Mayapoli : "Je pense que ce qu'on a envie de vous dire aujourd'hui, c'est que cette Commission Vérité elle est vraiment importante, parce qu'elle met en lumière un pan de l'histoire française, un pan de l'histoire des amérindiens de Guyane et elle est importante parce qu'elle va permettre, j'espère, de mesurer les impactes de ce pan de l'Histoire, en fait, sur nos peuples. On est des générations entières, certaines devant vous, ici dans la salle, qui se sont senties, et qui se sentent encore perdues, parfois entre deux mondes, perdues entre des injonctions, des valeurs, des traditions qui s'opposent souvent. Perdues dans un sentiment d'appartenance ou pas à cette république, et cela a joué sur notre confiance et notre fierté en tant que peuple. Chaque enfant amérindien et bushinengué porte en lui de manière plus ou moins consciente cette Histoire. Cela peut parfois entrainer une grande confusion de l'âme et aboutir à des drames humains de toutes sortes. Mais ça peut aussi créer de grande histoires de vie qui viennent apporter de la lumière et de l'espoir pour la suite...

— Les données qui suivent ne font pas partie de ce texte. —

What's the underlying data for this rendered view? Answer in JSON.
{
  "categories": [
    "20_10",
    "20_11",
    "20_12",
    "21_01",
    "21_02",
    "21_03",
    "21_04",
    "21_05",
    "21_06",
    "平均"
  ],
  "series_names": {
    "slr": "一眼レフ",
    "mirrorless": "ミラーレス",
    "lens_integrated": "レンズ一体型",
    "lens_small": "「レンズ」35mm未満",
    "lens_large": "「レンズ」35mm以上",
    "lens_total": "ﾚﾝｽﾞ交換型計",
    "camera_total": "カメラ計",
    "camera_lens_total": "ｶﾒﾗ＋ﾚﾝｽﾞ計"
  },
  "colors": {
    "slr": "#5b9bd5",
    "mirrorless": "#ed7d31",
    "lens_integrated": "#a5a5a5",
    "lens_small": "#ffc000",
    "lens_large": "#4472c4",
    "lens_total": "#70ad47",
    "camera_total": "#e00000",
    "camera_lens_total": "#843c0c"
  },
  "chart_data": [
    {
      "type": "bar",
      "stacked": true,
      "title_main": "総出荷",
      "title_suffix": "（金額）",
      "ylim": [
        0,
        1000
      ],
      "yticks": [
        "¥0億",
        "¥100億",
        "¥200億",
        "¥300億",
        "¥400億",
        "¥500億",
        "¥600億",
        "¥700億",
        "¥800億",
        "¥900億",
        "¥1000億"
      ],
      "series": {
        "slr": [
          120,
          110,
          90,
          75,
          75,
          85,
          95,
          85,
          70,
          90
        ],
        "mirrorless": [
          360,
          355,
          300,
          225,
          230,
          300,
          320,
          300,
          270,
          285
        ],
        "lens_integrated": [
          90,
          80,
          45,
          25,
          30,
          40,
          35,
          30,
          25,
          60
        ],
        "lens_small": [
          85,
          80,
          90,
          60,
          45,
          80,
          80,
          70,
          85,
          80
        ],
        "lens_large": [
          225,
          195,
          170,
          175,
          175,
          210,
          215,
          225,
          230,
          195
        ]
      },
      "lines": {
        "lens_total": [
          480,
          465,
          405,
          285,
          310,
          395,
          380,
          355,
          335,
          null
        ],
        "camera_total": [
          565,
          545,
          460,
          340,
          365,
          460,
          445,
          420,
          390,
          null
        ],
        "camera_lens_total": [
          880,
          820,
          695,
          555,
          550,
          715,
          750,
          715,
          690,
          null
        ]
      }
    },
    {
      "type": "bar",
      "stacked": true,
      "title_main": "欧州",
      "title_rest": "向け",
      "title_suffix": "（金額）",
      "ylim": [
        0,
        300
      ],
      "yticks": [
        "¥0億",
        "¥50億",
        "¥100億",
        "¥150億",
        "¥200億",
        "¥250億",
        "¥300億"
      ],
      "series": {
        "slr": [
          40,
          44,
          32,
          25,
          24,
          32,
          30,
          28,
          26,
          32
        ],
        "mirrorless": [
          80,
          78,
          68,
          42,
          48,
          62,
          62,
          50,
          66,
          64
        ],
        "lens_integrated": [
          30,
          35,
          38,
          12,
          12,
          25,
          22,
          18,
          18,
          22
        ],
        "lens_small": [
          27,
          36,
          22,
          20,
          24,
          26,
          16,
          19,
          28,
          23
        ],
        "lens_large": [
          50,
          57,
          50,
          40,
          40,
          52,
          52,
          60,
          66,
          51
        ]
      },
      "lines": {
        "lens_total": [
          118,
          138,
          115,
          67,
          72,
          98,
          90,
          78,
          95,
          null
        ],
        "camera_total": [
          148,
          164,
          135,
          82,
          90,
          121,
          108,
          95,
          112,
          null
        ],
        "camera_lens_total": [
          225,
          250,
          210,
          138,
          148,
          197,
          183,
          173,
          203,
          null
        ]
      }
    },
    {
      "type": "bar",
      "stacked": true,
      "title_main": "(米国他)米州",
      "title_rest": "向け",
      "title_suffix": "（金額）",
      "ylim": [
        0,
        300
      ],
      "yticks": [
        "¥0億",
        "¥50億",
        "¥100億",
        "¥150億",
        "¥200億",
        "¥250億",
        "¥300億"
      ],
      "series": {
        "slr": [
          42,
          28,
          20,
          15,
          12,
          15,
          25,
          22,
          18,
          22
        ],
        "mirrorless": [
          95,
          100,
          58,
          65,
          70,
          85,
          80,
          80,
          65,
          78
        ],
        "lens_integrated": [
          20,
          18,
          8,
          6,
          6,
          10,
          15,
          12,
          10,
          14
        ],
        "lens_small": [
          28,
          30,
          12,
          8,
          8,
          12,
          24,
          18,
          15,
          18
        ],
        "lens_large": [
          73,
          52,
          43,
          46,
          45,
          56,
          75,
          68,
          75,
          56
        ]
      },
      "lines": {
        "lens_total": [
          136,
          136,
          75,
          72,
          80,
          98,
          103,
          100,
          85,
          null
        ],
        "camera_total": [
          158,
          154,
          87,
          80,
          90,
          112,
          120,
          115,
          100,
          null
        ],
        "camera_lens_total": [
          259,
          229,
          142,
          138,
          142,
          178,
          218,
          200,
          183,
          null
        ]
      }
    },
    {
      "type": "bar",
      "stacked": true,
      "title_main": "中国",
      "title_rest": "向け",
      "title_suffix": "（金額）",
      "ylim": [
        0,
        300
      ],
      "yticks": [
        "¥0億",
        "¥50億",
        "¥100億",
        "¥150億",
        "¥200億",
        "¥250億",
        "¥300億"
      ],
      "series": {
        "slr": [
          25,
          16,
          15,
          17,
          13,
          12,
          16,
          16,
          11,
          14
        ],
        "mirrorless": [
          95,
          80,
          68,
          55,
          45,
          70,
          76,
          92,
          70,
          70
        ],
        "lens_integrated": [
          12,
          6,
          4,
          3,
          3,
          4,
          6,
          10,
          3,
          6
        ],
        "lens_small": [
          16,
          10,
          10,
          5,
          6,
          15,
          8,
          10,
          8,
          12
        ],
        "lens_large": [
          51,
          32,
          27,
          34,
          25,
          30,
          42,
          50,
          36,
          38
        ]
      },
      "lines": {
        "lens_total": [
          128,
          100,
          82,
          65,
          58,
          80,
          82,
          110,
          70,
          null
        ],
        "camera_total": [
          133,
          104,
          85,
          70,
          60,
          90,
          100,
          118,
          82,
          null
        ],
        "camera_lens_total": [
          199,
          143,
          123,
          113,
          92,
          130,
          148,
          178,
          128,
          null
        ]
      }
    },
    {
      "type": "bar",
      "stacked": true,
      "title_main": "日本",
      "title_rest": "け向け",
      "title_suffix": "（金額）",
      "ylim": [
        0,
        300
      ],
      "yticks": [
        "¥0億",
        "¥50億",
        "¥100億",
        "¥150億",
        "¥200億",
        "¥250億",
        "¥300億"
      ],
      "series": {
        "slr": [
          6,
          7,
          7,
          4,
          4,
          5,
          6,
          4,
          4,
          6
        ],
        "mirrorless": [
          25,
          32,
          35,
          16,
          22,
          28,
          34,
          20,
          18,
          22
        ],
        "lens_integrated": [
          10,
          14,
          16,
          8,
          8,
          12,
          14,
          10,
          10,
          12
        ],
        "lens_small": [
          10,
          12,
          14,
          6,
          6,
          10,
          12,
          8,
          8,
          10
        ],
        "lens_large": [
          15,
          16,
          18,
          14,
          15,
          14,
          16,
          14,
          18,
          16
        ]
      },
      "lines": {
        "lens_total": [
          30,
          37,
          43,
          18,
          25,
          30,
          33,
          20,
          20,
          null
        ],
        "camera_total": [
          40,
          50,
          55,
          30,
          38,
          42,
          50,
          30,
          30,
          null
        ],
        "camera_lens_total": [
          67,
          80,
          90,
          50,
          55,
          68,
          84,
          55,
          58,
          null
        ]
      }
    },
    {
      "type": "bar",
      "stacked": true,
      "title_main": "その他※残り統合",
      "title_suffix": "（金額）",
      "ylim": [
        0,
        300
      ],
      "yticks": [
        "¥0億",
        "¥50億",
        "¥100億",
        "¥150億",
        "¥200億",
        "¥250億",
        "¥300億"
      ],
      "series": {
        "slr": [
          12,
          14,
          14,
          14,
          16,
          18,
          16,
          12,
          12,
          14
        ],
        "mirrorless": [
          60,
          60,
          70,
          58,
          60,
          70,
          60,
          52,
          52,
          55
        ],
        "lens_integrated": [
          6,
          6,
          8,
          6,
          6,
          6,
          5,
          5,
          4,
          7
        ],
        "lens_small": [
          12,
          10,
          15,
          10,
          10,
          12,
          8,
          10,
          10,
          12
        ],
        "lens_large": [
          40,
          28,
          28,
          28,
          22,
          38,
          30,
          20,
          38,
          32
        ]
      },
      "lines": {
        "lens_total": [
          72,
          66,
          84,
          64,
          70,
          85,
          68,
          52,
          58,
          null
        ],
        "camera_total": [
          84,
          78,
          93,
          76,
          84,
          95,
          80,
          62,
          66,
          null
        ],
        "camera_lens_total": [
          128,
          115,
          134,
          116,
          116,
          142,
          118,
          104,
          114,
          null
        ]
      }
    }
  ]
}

Mon père a fait partie de ses enfants, et il s'est battu toute sa vie pour que nos peuples puissent se dresser fièrement. Il a transcendé le chemin tout tracé qui aurait pu être le sien, celui d'un jeune amérindien Kalina coincé entre deux cultures dont l'une avait pour but de faire disparaitre l'autre dans le moule de la République. Et pourtant, malgré la violence de cet arrachement à sa terre, à sa famille, à ses racines culturelles, il n'a pas gardé de rancune, et il a choisi de faire le lien, il a choisi de raconter son histoire et celle de notre peuple, de parcourir le monde pour la raconter, de parcourir le monde pour essayer de changer les choses. Et puis il a choisi le droit, et de toutes les casquettes que je lui ai connues, c'est une de celles qui l'a fait vibrer le plus fort. Elle lui a donné le sentiment que les choses pouvaient changer et que des actions concrètes pouvaient être menées. Ce fut un des combat de sa vie cette lutte pour nos droits, et ce fut un privilège de le voir faire, de le voir grandir en tant qu'homme en le menant. Cette Commission, c'était l'un de ses dernier combat, il serait heureux de savoir qu'elle va enfin voir le jour."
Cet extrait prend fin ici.